J’ai dit : «Venez ici une minute,» Il s’est avancé. J’ai dit : «Quel est votre problème ?» « Je ne sais pas.» J’ai dit : «Voulez-vous devenir chrétien ?»
«Oui, oui.»
J’ai dit : «Pourquoi ne devenez-vous pas chrétien ?»
Il a dit : «Je ne sais pas.»
J’ai dit : «Il y a juste quelque chose, vous, au fond de votre coeur, vous voulez devenir chrétien, mais il y a quelque chose qui vous empêche de devenir chrétien. Est-ce vrai ?»
Il a dit : «C’est ça.»
J’ai dit : «C’est le diable. Et c’est l’incrédulité.» Et j’ai dit : «Croyez-vous cela ?»
Il a dit : «Oui, oui.»
J’ai dit : «Croyez-vous que si je demande à Dieu de briser cette puissance d’incrédulité qui est au-dessus de vous, vous deviendrez chrétien ?»
Il a dit : «Oui, oui.»
Et juste en ce moment-là, lorsque nous avons…?… il a lâché un cri. Il a bondi comme cela. C’était fini. Et cet homme est aujourd’hui un chrétien loyal.

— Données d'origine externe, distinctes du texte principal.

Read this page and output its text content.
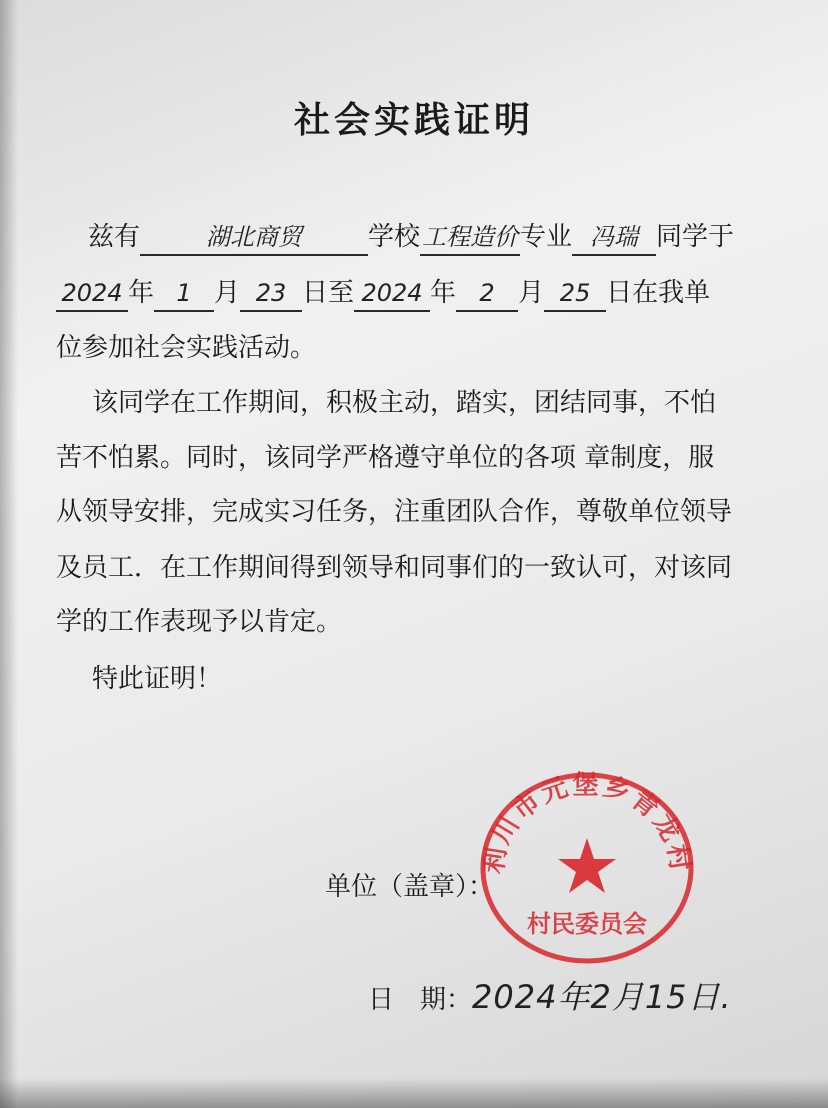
社会实践证明
兹有	湖北商贸	学校工程造价专业 冯瑞 同学于
2024 年 1 月 23 日至 2024 年 2 月 25 日在我单
位参加社会实践活动。
该同学在工作期间，积极主动，踏实，团结同事，不怕
苦不怕累。同时，该同学严格遵守单位的各项 章制度，服
从领导安排，完成实习任务，注重团队合作，尊敬单位领导
及员工．在工作期间得到领导和同事们的一致认可，对该同
学的工作表现予以肯定。
特此证明！
单位（盖章）：
利川市元堡乡青龙村
村民委员会
日　期：2024年2月15日.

61 Quoi? C’est le diable, cette incrédulité, cette vieille chose qui ricane là, cette petite ombre qui vous empêche de vous introduire dans cela. Et c’est la même chose qui se passe pour la guérison. Vous dites : «Eh bien, ça fait longtemps que je suis malade. Ça fait longtemps que je suis estropié. Ma condition ne peut pas s’améliorer.»
Oh! Oui, vous le pouvez. Jésus a dit : «Tout ce que vous demandez en priant, croyez que vous le recevrez, et vous le verrez s’accomplir.» Je crois cela, pas vous? Très bien.
W, prenons les cartes de prière maintenant. Où est-ce que nous avions appelé hier soir? Où? 50. Très bien. Prenons-en la dernière partie de cela ce soir. Partons de 85 à 100 de W. Ça vient… Nous allons probablement donc tracer la ligne, juste là. Très bien.
Qui a la carte de prière 80, W 85 ? Levez la main. Levez la main. W 85, 86, 87, 88, 89, 90, jusqu’à 100. La carte de prière W 85 jusqu’à 100, alignez-vous ici à ma droite, pendant que nous…
Eh bien, vérifiez, vous les huissiers et autres, et veillez à ce que tout le monde soit là. Sinon alors, faites-le-moi savoir, et je formerai de nouveau la ligne. Très bien.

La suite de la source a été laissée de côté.